Background: Widespread adoption of genomic technologies in the management of heterogeneous indications, including Multiple Myeloma, has been hindered by concern over variation between published gene expression signatures, difficulty in physician interpretation and the challenge of obtaining sufficient genetic material from limited patient specimens.

Methods: Since 2006, the 70-gene prognostic signature, developed by the University of Arkansas for Medical Sciences (UAMS) has been applied to over 4,700 patients in studies performed in 4 countries and described in 17 peer-reviewed publications. Analysis of control sample and quality control data compiled over a 12-month period was performed.

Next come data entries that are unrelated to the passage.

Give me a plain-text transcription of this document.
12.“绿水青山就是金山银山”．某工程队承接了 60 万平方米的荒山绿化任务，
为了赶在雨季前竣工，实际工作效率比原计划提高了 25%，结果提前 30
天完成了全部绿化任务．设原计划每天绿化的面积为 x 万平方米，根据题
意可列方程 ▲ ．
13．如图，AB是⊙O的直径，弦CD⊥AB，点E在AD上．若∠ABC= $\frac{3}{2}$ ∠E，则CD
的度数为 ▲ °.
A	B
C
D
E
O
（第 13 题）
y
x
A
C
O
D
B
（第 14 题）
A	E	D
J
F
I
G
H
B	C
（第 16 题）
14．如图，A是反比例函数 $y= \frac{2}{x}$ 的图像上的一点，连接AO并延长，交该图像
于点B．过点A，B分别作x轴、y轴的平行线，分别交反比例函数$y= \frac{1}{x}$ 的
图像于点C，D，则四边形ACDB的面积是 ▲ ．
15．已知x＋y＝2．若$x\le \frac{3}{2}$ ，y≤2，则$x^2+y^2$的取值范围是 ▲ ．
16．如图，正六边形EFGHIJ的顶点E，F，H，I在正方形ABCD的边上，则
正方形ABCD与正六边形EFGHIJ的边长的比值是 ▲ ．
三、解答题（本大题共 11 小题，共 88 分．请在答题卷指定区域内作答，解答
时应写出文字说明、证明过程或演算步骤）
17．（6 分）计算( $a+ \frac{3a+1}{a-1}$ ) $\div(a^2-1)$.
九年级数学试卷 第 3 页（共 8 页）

Results: Over a 12 month period, the 70-gene prognosis score (range 0-100) of our multiple myeloma cell-line control sample had a standard deviation of 2.72 and a coefficient of variance of 0.03. The whole-genome microarray profile used to calculate a patient's GEP70 score can be generated with as little as 15 ng of total RNA; approximately 30,000 CD-138+ plasma cells. Results from each GEP70 analysis are presented as either low (70-gene score <45.2) or high (≥45.2) risk for relapse (newly diagnosed setting) or shorter overall survival (relapse setting). A personalized and outcome-annotated gene expression heat map is provided to assist in the clinical interpretation of the result.

Conclusions: The 70-gene assay, commercialized under the name 'MyPRS®' (Myeloma Prognostic Risk Score) and performed in Signal Genetics' CLIA-certified high throughput flow-cytometry and molecular profiling laboratory is a reproducible and standardized method of multiple myeloma prognostication.